Simultaneously, significant differences between these two artists of disparate generations come to mind: Thompson was briefly a pre-med student at Boston University before his study with the German Expressionist Ulfert Wilke at the University of Louisville; as soon as he moved to New York City in 1958, barely 21 years of age, he joined the artistic and bohemian circles that included Charlie Haden, Ornette Coleman, Meyer Schapiro, Allan Ginsburg, Red Grooms, Mimi Gross, Allan Kaprow, and Jan Müller. Quite the opposite was Hawkins, who had lived a full life that was packed with drama and poverty; he had worked in a steel casting company, served in the army in World War I, married and divorced, ran a few brothels, and drove a truck until well into his 80s, before discovering his true vocation.

Hawkins’s vast life experiences were channeled through his determined, or perhaps unthinkingly automatic use of one brush for all-purposes in every painting he made. Unlike Thompson’s measured and deliberate creation of shapes that required various brushes to accentuate the differences of texture and size from one to another, Hawkins’s dexterous use of the single brush is a most astonishing display of draftsmanship. He always remained in control of the repertoire of his painterly vocabulary: from doodling, swiveling, to blotting, stumbling, dragging, and filling a large shape with such subtle degrees of pressure; he responded to drying times, variant lusters (always enamel paint), and support surfaces (Masonite, plywood, paper, etc.) collected during his habitual walks on the streets of Columbus, Ohio (the city where he ended up). Hawkins’s idiosyncratic handling couldn’t be taught nor trained precisely because it arose out of necessity. And here is why the paintings appear to have painted themselves.

Hawkins’s subject matters were bewilderingly indiscriminating. He painted wild animals such as Tasmanian tigers, buffalo, moose; people of different persuasions like acrobats, Charlie Chaplin; all sorts of events, including those from fantasy and popular culture, for example, a jousting knight, or landing on the moon; he adored all types of buildings: landmarks, industrial, theatres, houses, cabins; he found great delight in serializing religious tableaux, especially the Last Supper. Hawkins was likewise intrigued with endless representations of painted frames; almost all his paintings function as both a window from which a viewer looks in and an extended environment of image, particularly when the emphatic transcription of his name and birthday (July 27, 1895) is incorporated. It seems in every painting he made, as William S. Arnett perceptively observed, “[Hawkins] loved to turn up the volume of color in his work, to saturate the world of his art with stronger impressions than those otherwise encountered in mundane existence.”

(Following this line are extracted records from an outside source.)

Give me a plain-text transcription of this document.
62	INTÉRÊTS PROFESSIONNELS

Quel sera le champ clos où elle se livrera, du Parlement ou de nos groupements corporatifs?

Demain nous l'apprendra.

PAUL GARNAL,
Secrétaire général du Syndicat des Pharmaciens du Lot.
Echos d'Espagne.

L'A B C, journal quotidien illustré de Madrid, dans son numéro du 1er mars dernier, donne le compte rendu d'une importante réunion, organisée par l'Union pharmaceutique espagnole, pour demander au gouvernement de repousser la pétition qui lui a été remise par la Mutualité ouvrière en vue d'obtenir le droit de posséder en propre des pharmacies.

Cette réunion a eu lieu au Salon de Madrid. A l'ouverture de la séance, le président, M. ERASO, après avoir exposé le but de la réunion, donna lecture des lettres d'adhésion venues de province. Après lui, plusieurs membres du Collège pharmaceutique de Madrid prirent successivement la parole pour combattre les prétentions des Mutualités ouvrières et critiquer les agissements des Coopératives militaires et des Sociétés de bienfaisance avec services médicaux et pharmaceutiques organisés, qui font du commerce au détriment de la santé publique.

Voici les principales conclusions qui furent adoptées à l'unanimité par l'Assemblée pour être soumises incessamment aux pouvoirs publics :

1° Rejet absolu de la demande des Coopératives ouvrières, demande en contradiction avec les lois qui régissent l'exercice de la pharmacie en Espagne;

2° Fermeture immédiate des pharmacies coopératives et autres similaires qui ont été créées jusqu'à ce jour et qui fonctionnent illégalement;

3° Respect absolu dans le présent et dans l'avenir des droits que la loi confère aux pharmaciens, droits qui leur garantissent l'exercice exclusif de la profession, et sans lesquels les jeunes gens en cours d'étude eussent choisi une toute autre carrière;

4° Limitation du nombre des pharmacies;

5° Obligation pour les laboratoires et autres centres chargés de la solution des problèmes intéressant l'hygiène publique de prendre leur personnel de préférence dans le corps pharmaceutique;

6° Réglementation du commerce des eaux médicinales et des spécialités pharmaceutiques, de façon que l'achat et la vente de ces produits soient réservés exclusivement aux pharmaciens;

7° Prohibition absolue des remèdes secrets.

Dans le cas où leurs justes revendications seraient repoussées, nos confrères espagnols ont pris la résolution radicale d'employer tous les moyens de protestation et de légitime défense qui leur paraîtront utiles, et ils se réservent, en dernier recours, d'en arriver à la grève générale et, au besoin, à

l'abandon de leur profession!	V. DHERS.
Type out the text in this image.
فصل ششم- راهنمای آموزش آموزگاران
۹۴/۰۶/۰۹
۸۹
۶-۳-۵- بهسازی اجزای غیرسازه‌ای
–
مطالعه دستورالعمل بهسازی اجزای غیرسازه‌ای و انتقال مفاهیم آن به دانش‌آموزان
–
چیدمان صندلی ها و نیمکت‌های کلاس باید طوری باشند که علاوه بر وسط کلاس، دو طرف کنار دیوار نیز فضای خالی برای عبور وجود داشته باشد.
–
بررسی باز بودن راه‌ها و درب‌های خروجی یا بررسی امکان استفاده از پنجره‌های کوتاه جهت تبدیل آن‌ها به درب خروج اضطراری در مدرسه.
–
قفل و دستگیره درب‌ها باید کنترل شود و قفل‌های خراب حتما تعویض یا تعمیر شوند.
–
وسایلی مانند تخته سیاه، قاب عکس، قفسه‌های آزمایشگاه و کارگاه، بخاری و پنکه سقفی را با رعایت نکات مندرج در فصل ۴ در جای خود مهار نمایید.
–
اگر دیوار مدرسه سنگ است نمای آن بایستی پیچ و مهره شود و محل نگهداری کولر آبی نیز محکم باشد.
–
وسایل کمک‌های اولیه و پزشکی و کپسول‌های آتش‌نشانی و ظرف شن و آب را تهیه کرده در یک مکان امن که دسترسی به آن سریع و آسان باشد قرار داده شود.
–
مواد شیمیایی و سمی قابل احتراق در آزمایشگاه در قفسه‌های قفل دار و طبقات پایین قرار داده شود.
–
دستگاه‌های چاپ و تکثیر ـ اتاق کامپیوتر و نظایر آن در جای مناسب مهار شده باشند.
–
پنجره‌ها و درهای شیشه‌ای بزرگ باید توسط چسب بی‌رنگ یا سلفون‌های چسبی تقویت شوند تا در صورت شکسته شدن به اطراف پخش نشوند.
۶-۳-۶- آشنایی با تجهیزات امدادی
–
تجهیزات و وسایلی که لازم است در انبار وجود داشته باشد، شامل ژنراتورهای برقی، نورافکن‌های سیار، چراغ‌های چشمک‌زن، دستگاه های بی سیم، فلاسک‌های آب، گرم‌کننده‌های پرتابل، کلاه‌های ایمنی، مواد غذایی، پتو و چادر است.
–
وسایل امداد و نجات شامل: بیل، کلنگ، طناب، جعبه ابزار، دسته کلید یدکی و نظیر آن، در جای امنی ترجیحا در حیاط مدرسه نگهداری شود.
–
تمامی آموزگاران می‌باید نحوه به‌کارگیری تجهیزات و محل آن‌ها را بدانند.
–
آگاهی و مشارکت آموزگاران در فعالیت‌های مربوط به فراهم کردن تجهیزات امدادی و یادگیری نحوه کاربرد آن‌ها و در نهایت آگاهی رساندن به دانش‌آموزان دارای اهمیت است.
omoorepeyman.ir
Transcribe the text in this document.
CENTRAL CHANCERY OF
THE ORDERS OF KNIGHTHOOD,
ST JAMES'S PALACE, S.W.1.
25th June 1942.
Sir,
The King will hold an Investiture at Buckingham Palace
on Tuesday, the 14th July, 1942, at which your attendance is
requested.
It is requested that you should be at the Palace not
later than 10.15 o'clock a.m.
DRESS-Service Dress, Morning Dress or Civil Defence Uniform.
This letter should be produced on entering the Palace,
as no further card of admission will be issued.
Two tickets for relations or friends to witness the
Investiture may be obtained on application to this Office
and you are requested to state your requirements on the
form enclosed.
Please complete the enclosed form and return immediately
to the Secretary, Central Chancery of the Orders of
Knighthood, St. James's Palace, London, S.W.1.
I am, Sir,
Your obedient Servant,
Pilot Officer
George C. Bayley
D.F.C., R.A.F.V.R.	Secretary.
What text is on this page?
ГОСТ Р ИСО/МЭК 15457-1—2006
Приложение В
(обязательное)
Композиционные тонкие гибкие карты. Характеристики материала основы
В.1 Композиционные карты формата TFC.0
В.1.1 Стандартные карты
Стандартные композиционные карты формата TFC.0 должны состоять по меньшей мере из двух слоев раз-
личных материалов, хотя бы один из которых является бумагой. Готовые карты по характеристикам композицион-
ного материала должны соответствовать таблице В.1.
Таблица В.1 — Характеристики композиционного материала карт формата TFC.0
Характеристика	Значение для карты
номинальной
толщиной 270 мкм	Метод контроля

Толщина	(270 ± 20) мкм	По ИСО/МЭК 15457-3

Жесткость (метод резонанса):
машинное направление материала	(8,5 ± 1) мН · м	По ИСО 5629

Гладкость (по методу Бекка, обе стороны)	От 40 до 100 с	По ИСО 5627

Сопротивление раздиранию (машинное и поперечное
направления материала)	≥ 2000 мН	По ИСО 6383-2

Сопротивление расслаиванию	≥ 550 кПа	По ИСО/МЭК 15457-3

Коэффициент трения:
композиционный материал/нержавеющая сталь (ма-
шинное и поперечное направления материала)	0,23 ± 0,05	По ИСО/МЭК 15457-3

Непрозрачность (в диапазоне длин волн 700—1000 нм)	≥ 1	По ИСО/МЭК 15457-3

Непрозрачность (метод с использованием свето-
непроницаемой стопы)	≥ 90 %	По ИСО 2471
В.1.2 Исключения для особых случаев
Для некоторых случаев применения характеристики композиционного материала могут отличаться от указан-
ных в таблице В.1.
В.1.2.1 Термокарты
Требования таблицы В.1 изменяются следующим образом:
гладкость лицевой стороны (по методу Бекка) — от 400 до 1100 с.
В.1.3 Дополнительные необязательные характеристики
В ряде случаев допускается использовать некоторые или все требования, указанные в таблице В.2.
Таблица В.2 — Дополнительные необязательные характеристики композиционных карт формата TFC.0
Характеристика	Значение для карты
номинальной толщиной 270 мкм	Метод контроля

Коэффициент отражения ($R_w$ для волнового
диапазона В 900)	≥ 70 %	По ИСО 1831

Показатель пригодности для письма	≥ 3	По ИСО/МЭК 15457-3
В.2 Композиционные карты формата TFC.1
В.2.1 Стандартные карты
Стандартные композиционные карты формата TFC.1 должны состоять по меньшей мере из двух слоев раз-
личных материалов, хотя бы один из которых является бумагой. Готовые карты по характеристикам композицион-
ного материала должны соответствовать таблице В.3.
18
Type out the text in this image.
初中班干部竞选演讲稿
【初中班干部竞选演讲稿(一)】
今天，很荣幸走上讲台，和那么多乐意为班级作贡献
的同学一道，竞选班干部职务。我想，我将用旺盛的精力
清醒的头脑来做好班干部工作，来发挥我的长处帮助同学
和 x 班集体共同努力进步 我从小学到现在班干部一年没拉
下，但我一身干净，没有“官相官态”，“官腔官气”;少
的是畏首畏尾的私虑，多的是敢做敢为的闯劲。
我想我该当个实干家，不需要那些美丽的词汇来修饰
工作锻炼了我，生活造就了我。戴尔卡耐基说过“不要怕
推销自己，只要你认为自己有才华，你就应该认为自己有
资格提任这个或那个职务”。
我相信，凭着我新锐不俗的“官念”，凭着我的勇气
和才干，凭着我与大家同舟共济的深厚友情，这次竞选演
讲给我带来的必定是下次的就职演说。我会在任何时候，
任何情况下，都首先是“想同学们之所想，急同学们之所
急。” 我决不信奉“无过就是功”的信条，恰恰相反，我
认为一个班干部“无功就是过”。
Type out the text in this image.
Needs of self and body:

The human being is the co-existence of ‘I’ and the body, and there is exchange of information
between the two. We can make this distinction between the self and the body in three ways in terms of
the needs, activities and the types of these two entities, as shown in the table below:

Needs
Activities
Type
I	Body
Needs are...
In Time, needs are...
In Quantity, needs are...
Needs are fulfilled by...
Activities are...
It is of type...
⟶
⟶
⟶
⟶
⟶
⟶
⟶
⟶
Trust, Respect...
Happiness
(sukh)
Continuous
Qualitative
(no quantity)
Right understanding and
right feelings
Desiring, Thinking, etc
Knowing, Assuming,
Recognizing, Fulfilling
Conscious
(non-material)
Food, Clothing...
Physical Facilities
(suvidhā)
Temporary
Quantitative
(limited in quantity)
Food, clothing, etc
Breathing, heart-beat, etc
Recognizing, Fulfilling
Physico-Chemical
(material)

I distinctly remember walking away from concurrent Hawkins exhibitions at the Museum of American Folk Art and the Ricco/Maresca Gallery in October 1997 feeling moved and filled with expansive joy. Seeing the mystery of self-discovery in another helps one see it in him or herself. Who William Hawkins was poured out of him like a fresh spring in a dry meadow. His single brush recalls the diddley bow, a single-stringed instrument derived from West Africa. One string of bailing wire was stretched between two nails on a board over a glass bottle, functioning as a bridge and means of amplifying the sound. One hand with a stick would pound the string while the other moved a slide up and down to maximize varieties of texture, rhythm, and pitch. This so-called “monochord” or “sonometre” is rooted in ancient astrology and geography that connects the earth to the universe. Like “the Devil’s” Delta Blues where songs heal and transform both singer and audience; or like a lotus flower blooming out of filthy muck, the single brush of Hawkins is a dowser to his spirit, the glorious wellspring of an unmediated self.